Супруга господина подпрапорщика все время сидела в углу на корточках, с обожанием и страхом следя за малейшими движениями своего мужа, которого не только крепко любила, но и уважала как могущественного начальника и боялась его до дрожи в коленях. Он же относился к ней с ласковой строгостью справедливого повелителя. Она угадывала каждое его желание, и когда в хате появились упомянутые уже судачки, упавшие возле печки на пол, как дрова, она сразу засуетилась, загремела ухватом, кастрюлями, сбегала за водой, развела в печке огонь и очень быстро состряпала крещенский ужин, предварительно остудив заливное в сугробе возле крыльца.

Получился прекрасный крещенский ужин. Настоящее пиршество при трескучем блеске крещенских звезд, видных в черном окошечке.

Фельдфебель пригласил к столу, покрытому чистой хусткой, меня, господина вольноопределяющегося, а супруге своей молвил:

– А вы тоже седайте с нами.

И она сконфуженно села па край коника и зарделась от счастья, как уже порядочно увядшая, но все еще милая троянда, что значит по-украински роза.


Никогда еще я так вкусно, с таким аппетитом не ужинал, и мне казалось, что эта прекрасная жизнь продлится вечно.

Впрочем, Ткаченко вскоре спровадил меня в соседнюю комнату, там на полатях помещались белорусская беженка с пятнадцатилетней дочкой Надей.

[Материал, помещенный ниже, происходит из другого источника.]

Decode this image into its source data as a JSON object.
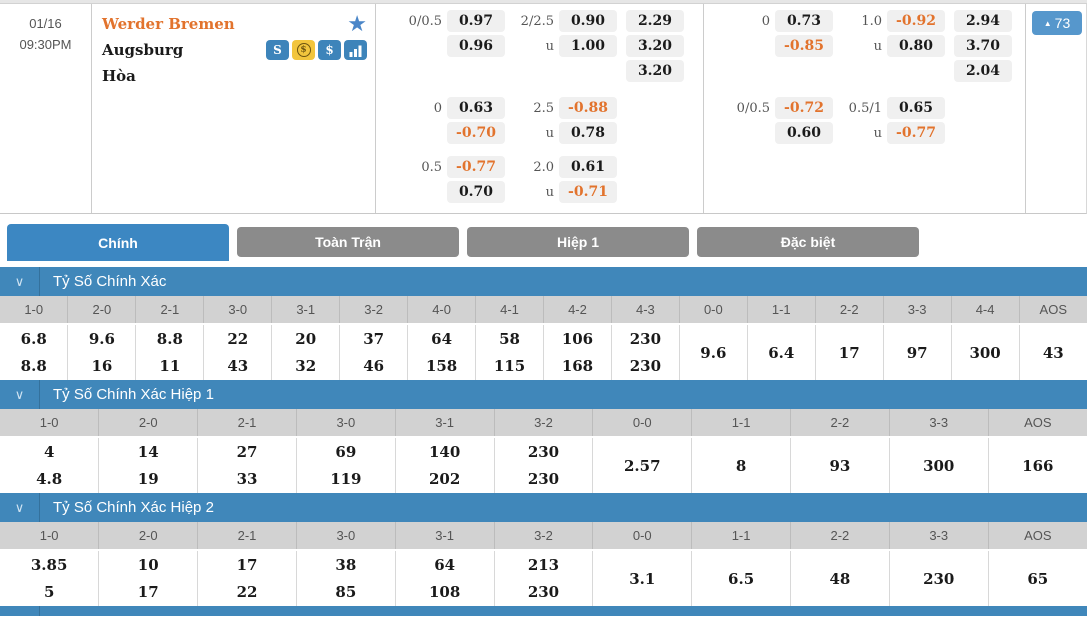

Мне была предоставлена лавка в красном углу, где я и расстелил мехом вверх свою кожаную куртку, показав таким образом хорошенькой, хотя и слишком белобрысой беженке Наде свои погоны вольноопределяющегося с пушечками.


Наступили суровые будни, и не помогли заискивание и хитрости.

Фельдфебель сделал мне замечание насчет моей одежды: белая папаха не положена, кожаная куртка на меху не положена, пояс офицерского образца тоже не положен. И вообще все не положено, даже сапоги с ремешками. Надо, чтобы все было по форме, а не как у чучела, все как у настоящего артиллериста. Затем он дал мне несколько толстеньких книжек в клетчатых переплетах, разные уставы: полевой, гарнизонный и тому подобное. Я должен был выучить их если не наизусть, то, во всяком случае, как сказал фельдфебель, назубок. Затем он сводил меня в артиллерийский парк на задах Лебедева и показал орудие: трехдюймовую полевую скорострельную пушку с масляным компрессором, поршневым затвором, оптическим прицельным приспособлением и зеркальным отражателем, так называемой панорамой.


Ну и так далее.


Все-таки я никак не ожидал, что мой воинский лихой вид будет воспринят фельдфебелем как чучело. Печально.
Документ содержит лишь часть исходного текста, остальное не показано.